Firstly, treat yourself to some brightly coloured gear, high-vis gear. I would also recommend adding accessories such as reflective arm, wrist or ankle bands. For running in particularly dark areas, a head torch could be a good option.
Colder temperatures can make your muscles tighten up, increasing the risk of injury. Wear warm, comfortable clothing and make sure you have as little skin exposed to the elements as possible. Underlayers, gloves, and hats should also be at the top of your shopping list.
If it’s dark outside, it’s crucial to plan your course so you’re running on well lit, flat surfaces – you don’t want to spend your entire run staring at the ground, looking out for pot holes and uneven surfaces that could trip you up. Also, make sure you take a phone with you and let someone know where you’re running and what your estimated time is.

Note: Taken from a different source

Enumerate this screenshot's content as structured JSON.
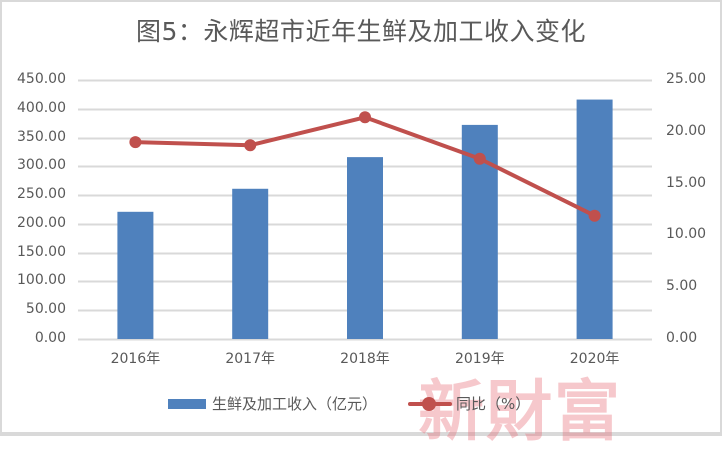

Music can be a great motivator, but it also makes you less aware of your surroundings. You’re less likely to hear cars, bikes and pedestrians close by. So to keep safe, turn off the tunes, particularly when it’s dark outside. If you can’t face running without music, I’d recommend you turn the volume down or get yourself some bone-conducting headphones (check out Aftershokz).

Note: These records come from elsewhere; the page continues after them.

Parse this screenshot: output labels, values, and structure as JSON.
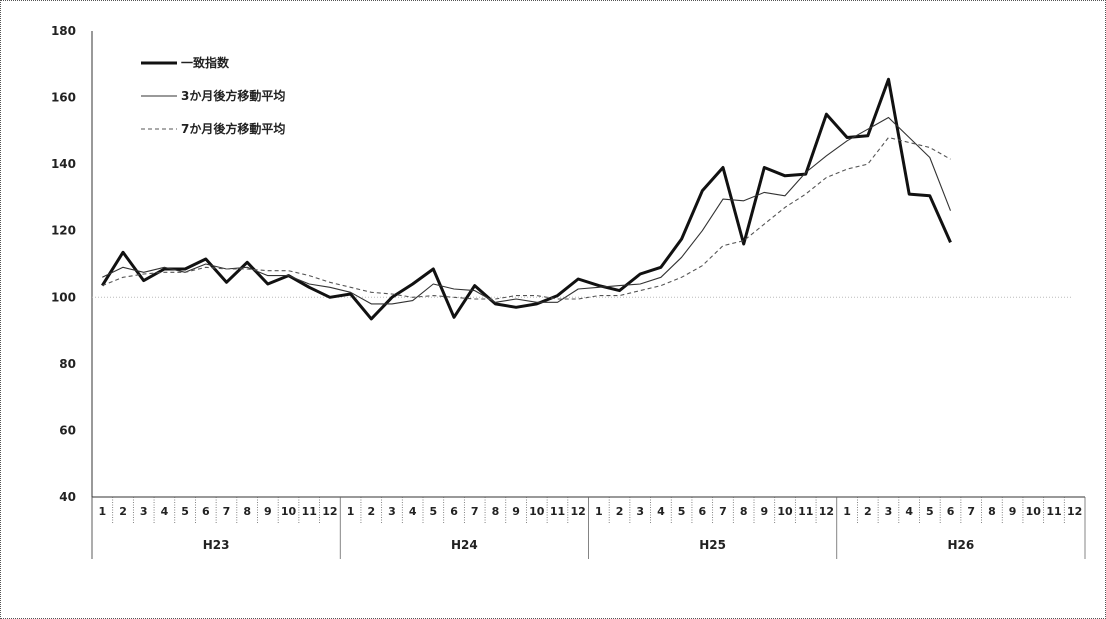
{
  "chart_data": {
    "type": "line",
    "title": "",
    "xlabel": "",
    "ylabel": "",
    "ylim": [
      40,
      180
    ],
    "yticks": [
      "40",
      "60",
      "80",
      "100",
      "120",
      "140",
      "160",
      "180"
    ],
    "reference_line": 100,
    "month_labels": [
      "1",
      "2",
      "3",
      "4",
      "5",
      "6",
      "7",
      "8",
      "9",
      "10",
      "11",
      "12",
      "1",
      "2",
      "3",
      "4",
      "5",
      "6",
      "7",
      "8",
      "9",
      "10",
      "11",
      "12",
      "1",
      "2",
      "3",
      "4",
      "5",
      "6",
      "7",
      "8",
      "9",
      "10",
      "11",
      "12",
      "1",
      "2",
      "3",
      "4",
      "5",
      "6",
      "7",
      "8",
      "9",
      "10",
      "11",
      "12"
    ],
    "years": [
      "H23",
      "H24",
      "H25",
      "H26"
    ],
    "legend_position": "top-left",
    "series": [
      {
        "name": "一致指数",
        "style": "thick",
        "color": "#111111",
        "values": [
          103.5,
          113.5,
          105,
          108.5,
          108.5,
          111.5,
          104.5,
          110.5,
          104,
          106.5,
          103,
          100,
          101,
          93.5,
          100,
          104,
          108.5,
          94,
          103.5,
          98,
          97,
          98,
          100.5,
          105.5,
          103.5,
          102,
          107,
          109,
          117.5,
          132,
          139,
          116,
          139,
          136.5,
          137,
          155,
          148,
          148.5,
          165.5,
          131,
          130.5,
          116.5
        ]
      },
      {
        "name": "3か月後方移動平均",
        "style": "thin",
        "color": "#333333",
        "values": [
          106,
          109,
          107.5,
          109,
          107.5,
          110,
          108.5,
          109,
          106.5,
          106.5,
          104,
          103,
          101.5,
          98,
          98,
          99,
          104,
          102.5,
          102,
          98.5,
          99.5,
          98.5,
          98.5,
          102.5,
          103,
          103.5,
          104,
          106,
          112,
          120,
          129.5,
          129,
          131.5,
          130.5,
          137.5,
          142.5,
          147,
          150.5,
          154,
          148,
          142,
          126
        ]
      },
      {
        "name": "7か月後方移動平均",
        "style": "dashed",
        "color": "#555555",
        "values": [
          103.5,
          106,
          107,
          107.5,
          107.5,
          109,
          108.5,
          108.5,
          108,
          108,
          106.5,
          104.5,
          103,
          101.5,
          101,
          100,
          100.5,
          100,
          99.5,
          99.5,
          100.5,
          100.5,
          99.5,
          99.5,
          100.5,
          100.5,
          102,
          103.5,
          106,
          109.5,
          115.5,
          117,
          122,
          127,
          131,
          136,
          138.5,
          140,
          148,
          146.5,
          145,
          141.5
        ]
      }
    ]
  }
}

If you don’t already run with someone else, now could be the time to try. A running buddy or group brings safety in numbers as there are more people to spot possible dangers, and help is at hand if an injury occurs. It’s also much harder to talk yourself out of running when someone else is relying on you
The only time you shouldn’t run (apart from illness or injury), is when it’s too icy. It can be hard to get out the front door from a warm house, but you won’t regret it.